Daphne ise kendisi gibi sarışının sözüne gülümseyip kapının önünde duran Tracey Davis'in yanına yürüdü.
Draco ilk defa seçmen şapkanın birini doğru eve aldığını düşünmeye başlamıştı. Anlaşılan seçmen şapka o kadarda yaşlanmamıştı.
Sonuç olarak Draco bu sayede altın üçlünün puan kırılmasını engellemişti.
...
Harry yeşil gözlerini kısıp kahvaltı sırasında arkadaşlarıyla gülümseyen ve sonrasında öfkeli şekilde ona doğru dönüp onu izleyen Theodore Nott'u seyretti.
Kesinlikle bir şeyler olmuştu.
Hagrid ile ejderha konuşması yaparken onları pencereden bakıp gizlice dinleyen çocuğun hiç bir şey demeden uzaklaşması mantıksızdı. Özellikle kendisinden bu kadar nefret eden zorba çocuk ise kesinlikle imkansızdı.
Yeşil gözleri yavaşça kahvaltısını sessizce yiyen platin sarısı saçlı çocuk ile ona sinsice sırıtan kıza çevrildi.
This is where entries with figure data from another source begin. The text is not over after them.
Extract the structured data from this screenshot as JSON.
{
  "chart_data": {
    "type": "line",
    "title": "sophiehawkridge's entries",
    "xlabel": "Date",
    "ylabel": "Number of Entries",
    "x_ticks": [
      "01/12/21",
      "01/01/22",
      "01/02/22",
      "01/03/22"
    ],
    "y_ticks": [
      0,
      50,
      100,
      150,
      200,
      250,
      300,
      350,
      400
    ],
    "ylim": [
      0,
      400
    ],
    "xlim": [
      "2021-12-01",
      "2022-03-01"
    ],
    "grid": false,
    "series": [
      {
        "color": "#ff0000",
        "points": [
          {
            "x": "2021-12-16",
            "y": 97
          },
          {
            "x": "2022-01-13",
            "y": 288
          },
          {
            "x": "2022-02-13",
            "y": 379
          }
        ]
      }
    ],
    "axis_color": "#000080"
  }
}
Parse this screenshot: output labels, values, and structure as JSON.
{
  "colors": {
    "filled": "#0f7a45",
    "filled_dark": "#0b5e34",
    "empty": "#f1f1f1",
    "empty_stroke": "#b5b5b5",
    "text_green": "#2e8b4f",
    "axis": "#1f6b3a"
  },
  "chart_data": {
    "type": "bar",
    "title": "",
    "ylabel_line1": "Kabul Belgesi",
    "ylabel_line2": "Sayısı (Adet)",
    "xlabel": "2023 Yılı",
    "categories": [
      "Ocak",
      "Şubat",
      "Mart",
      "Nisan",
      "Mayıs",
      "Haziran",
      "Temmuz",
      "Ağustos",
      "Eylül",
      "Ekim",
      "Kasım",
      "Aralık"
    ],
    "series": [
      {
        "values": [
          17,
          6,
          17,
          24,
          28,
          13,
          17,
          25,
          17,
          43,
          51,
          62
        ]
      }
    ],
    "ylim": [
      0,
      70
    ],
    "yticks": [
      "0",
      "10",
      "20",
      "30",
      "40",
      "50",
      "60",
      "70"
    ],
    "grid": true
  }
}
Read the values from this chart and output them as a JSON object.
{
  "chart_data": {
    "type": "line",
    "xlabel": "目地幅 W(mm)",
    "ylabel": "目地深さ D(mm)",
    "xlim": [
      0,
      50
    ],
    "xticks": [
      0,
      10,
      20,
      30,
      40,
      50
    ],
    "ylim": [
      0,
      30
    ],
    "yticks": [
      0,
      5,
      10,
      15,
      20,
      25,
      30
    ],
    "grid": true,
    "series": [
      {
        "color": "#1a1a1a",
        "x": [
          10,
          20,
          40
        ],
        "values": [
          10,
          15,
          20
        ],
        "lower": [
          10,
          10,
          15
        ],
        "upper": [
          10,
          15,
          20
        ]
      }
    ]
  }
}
Kızın sinsi gülümsemesi nedense çocuğun üzgün bir yüzle Theodore Nott'a izlemesine neden oluyordu.
Sanki bir şeyden pişmanmış gibi gözüküyordu.
Neden?
Harry slytherin masasında ne döndüğünü merak etmeye başlamıştı. Sonunda Hermione'nin "Harry yemeğini ye." Demesiyle Harry kızıl saçlı arkadaşının ona uzattığı yemeyi yemeye başladı.
Yemeğini yemeden önce Harry, profesör masasında gergin şekilde oturan Quirrell'ı son bir kez izledi sonrasında ise önüne döndü.
Bir daha gür saçlı kızın ona 'Yemeğini ye.' uyarısını yapmasını istemiyordu. İçten içe Harry, Theodore Nott'un neden onları ispiyonlamadığını düşündü.
Nedense düşüncesi yemek masasında ki sarışın çocuğa doğru onu yönlendiriyordu.